De omvang van de pluimveehouderij is gedaald ten opzichte van 2015. Doordat er echter een verschuiving in diercategorieën binnen de pluimveehouderij heeft plaatsgevonden, is de fosfaatproductie in deze sector gestegen ten opzichte van 2015. Het sectorplafond in deze sector is in 2016 met 1,5 miljoen kilogram overschreden.

De groep overige diercategorieën bestaat uit schapen, geiten, paarden, pony's, konijnen en pelsdieren. De fosfaatproductie van deze groep is met 1,4 miljoen kilo gedaald door een wijziging in de afbakening van landbouwbedrijven.

Fosfaatreductieplan 2017

Het feit dat de definitieve fosfaatproductie voor 2016 lager blijkt te zijn dan eerder verwacht is positief. Tegelijkertijd toont de overschrijding van het fosfaatproductieplafond eens te meer het belang aan van het fosfaatreductieplan 2017.

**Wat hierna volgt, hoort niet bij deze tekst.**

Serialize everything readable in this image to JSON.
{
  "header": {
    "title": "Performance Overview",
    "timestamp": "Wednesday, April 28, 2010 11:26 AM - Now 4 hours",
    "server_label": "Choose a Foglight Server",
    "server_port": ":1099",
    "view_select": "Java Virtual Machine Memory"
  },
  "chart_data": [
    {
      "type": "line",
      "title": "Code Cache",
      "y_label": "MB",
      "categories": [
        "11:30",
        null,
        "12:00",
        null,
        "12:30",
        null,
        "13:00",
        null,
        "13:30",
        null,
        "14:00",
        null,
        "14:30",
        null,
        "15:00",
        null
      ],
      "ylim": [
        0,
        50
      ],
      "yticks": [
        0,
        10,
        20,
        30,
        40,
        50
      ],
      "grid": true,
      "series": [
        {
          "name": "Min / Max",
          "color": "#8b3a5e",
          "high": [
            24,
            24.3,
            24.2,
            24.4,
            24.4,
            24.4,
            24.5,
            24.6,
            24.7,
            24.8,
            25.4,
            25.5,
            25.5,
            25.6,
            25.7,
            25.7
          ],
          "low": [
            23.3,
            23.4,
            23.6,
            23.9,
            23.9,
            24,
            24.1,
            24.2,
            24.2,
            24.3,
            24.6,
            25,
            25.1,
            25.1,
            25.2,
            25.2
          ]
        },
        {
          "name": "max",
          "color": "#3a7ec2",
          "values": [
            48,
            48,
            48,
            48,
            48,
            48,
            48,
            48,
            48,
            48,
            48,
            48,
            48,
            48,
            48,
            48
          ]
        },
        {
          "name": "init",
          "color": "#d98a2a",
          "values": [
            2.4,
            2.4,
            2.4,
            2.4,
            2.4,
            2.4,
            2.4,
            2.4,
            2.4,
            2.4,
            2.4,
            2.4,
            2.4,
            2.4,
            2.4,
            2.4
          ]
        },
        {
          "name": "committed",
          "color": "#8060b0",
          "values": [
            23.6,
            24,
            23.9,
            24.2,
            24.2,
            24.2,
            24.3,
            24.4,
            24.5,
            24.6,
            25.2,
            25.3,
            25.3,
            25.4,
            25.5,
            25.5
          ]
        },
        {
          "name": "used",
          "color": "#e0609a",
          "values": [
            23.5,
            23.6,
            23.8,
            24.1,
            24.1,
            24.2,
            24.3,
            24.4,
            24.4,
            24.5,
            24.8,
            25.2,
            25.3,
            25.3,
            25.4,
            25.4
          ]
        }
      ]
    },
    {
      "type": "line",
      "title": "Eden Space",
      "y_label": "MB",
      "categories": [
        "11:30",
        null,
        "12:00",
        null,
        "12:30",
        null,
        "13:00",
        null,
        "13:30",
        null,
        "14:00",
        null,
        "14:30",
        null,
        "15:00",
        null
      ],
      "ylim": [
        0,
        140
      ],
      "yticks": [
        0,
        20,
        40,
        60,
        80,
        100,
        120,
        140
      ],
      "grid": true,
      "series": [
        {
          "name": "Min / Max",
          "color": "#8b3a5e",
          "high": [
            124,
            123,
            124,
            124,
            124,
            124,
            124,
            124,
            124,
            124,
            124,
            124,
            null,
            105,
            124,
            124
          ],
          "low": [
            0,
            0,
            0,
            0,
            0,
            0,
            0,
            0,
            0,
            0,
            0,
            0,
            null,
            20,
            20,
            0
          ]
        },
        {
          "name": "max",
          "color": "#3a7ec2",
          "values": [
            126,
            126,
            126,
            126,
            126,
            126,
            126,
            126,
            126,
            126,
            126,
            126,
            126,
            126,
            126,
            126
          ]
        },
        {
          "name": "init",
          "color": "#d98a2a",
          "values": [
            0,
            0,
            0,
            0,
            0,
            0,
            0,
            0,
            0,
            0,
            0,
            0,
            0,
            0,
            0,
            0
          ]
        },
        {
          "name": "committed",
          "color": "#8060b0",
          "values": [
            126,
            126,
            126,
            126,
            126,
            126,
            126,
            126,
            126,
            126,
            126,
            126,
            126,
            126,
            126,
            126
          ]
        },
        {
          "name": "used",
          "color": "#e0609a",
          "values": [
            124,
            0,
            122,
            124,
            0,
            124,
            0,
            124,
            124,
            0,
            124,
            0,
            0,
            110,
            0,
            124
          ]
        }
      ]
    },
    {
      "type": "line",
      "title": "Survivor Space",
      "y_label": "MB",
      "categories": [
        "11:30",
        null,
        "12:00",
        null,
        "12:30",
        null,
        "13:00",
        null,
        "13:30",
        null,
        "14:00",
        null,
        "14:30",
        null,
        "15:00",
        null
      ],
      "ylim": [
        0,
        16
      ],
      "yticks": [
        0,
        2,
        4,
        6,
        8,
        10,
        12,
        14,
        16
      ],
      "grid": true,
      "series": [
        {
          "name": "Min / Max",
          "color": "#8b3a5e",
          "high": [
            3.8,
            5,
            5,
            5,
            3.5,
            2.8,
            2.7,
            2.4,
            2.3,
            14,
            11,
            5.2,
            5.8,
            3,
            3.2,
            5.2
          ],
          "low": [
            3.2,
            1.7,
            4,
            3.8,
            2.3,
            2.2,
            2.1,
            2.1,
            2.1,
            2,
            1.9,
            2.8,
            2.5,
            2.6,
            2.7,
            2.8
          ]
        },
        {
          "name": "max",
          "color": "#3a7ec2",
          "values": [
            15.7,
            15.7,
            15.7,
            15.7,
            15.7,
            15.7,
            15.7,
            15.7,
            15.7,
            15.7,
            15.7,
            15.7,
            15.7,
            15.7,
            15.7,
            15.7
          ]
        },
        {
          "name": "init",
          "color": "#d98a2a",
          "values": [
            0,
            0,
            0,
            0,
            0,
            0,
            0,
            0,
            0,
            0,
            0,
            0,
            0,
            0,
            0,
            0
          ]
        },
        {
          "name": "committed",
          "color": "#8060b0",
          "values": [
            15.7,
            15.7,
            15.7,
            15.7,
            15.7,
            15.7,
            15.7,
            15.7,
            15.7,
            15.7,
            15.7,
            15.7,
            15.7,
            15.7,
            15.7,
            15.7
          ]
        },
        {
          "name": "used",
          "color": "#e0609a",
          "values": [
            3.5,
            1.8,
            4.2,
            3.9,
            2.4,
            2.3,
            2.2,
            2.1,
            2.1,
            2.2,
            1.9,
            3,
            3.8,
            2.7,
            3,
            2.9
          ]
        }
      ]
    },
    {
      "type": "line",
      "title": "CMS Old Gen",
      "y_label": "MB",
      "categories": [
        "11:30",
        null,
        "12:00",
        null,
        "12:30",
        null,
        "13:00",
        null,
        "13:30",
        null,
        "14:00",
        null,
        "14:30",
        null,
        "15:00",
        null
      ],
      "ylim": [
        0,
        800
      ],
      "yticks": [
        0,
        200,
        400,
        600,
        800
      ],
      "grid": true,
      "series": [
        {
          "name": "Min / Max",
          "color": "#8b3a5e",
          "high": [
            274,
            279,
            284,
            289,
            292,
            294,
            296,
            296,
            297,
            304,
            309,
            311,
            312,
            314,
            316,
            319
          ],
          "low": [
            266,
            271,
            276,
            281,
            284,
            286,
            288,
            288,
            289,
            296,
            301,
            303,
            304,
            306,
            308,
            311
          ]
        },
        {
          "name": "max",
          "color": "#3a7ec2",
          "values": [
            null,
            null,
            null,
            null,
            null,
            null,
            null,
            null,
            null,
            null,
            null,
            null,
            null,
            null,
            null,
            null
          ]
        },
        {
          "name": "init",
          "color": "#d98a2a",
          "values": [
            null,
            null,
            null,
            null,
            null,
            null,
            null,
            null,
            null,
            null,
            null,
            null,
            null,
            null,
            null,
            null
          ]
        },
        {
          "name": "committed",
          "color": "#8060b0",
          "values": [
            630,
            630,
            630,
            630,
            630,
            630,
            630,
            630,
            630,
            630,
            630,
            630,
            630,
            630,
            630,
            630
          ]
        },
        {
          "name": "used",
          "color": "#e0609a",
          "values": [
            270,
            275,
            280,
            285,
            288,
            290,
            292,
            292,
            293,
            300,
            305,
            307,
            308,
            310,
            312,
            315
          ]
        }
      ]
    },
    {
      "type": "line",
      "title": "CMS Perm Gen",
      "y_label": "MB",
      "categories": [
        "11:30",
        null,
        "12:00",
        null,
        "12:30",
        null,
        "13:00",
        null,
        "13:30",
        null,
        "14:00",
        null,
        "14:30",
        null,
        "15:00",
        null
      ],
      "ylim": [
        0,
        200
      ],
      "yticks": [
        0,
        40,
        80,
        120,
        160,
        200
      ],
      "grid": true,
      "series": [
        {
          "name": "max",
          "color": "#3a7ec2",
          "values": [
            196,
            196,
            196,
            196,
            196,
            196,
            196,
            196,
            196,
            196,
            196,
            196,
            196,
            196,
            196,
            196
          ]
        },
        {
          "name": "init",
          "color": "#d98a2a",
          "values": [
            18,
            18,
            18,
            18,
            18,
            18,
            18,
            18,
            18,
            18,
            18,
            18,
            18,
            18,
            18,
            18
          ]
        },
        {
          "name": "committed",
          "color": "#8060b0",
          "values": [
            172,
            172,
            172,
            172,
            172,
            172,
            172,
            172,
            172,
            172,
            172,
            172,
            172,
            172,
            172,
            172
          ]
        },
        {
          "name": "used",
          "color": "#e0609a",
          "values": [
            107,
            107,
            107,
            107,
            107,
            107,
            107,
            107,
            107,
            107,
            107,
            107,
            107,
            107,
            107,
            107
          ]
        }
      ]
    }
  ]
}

De fosfaatproductie voor 2016 kan niet rechtstreeks worden vertaald naar de reductieopgave van 2017. Voor de definitieve fosfaatproductie 2016 is, zoals gebruikelijk, uitgegaan van de definitieve dieraantallen in de landbouwtelling 2016 (peildatum 1 april 2016), terwijl voor het vaststellen van het referentiescenario 2017 voor melkvee gebruik gemaakt is van het werkelijk aantal dieren eind 2016. Aangezien de melkveestapel gedurende 2016 nog is gegroeid, betekent dit dat de fosfaatproductie in de referentiescenario hoger is dan de definitieve fosfaatproductie 2016. De opgave voor 2017 is daarom nog steeds een reductie van 6,6 miljoen kilogram. Rekening houdend met onzekerheden en tegenvallers blijft de ambitie om 8,2 miljoen kilogram fosfaatproductie te verminderen. De definitieve fosfaatproductiecijfers bieden geen aanleiding om het maatregelenpakket voor 2017 aan te passen.